# Custom Tuning



## AAT (Jun 16, 2005)

is there a custom tuning available for 04 Altima 3.5L ?


Thanks,


----------



## Marvin (Oct 16, 2002)

Custom Tuning what?


----------



## AAT (Jun 16, 2005)

a custom tune for the computer,


Thanks,


----------



## dkocur (Feb 17, 2004)

There are a couple of piggy-backs that you can purchase and take em to a tuner and have them installed and tuned. SMT-6 and SAFC.

Technosquare will reprogram you're ECU which gives you a little more than the piggybacks (like higher rev limiter, no speed limiter), but it's only quasi-customized to your car. I know of one person who claims they had a bad result going this route.

There's also a new intake / piggyback combination being offered by CP-E.

It's nice to have choices ain't it?


----------



## AAT (Jun 16, 2005)

Thanks a lot,


----------



## djliquidice (Apr 29, 2005)

the CP-E MAFci system is a great addition to any NA 3.5


----------



## AAT (Jun 16, 2005)

djliquidice said:


> the CP-E MAFci system is a great addition to any NA 3.5



I am keeping my eyes on it.


Thanks a lot,

PS: Just ordered Hotshots Race Headers and Mossy Exhaust, will dyno the car before and after.


----------



## Alti9 (Apr 13, 2005)

AAT said:


> I am keeping my eyes on it.
> 
> 
> Thanks a lot,
> ...


Post a sound clip of that exhaust set up if you can. Have been considering the mossy cat back myself.


----------



## AAT (Jun 16, 2005)

Alti9 said:


> Post a sound clip of that exhaust set up if you can. Have been considering the mossy cat back myself.


I've installed the Mossy exhaust, the car sounds great.

I will receive the Hotshot headers by end of August, after that will put my stock echaust back to dyno the car, then will put the Mossy and Hotshot exhuast and dyno again.


I will try to get a sound file.


----------



## ProjectAltima (Nov 24, 2003)

I'm really hoping that we can get Unichip to do a plug and play piggy back for us like the did for the 350Z and other newer nissans. The best thing about theirs is that it is upgradable... so say you add headers later on you can get it reprogrammed inexpensively to take advantage of the latest upgrade to your car.

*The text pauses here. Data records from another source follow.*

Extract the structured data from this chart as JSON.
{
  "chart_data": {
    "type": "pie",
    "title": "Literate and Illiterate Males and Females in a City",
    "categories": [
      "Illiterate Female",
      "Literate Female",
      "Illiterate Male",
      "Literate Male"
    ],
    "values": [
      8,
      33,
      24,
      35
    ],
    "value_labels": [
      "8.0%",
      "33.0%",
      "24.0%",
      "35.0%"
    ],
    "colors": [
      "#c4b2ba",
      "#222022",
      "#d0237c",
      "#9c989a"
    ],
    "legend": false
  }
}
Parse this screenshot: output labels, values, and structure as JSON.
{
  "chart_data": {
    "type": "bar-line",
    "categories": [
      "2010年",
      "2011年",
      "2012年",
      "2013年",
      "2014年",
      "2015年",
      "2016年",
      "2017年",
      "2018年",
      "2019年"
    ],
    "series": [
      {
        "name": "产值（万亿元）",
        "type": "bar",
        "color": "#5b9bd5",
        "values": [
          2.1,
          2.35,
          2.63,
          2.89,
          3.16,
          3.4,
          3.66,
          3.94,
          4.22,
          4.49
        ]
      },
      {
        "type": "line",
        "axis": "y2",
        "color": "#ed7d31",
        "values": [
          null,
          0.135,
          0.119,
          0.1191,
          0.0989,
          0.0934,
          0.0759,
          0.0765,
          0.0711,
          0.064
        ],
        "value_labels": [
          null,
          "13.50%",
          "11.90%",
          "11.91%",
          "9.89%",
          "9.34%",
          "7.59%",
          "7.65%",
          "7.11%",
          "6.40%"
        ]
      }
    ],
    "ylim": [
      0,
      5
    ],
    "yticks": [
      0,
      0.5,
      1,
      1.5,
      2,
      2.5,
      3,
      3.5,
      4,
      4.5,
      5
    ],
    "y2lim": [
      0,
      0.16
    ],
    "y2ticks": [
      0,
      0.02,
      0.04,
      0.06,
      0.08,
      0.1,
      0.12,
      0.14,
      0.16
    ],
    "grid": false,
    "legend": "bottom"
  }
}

In fact I spoke in length with them today trying to convince them that the demand would be there. Unfortunately they do not feel that the demand is there unless 50 would be purchased at one time before they even do the R&D.

Their website is www.unichip.us their parent company is http://www.dastek.co.za/

They've been around for a very long time overseas, but have just started here in the states.


----------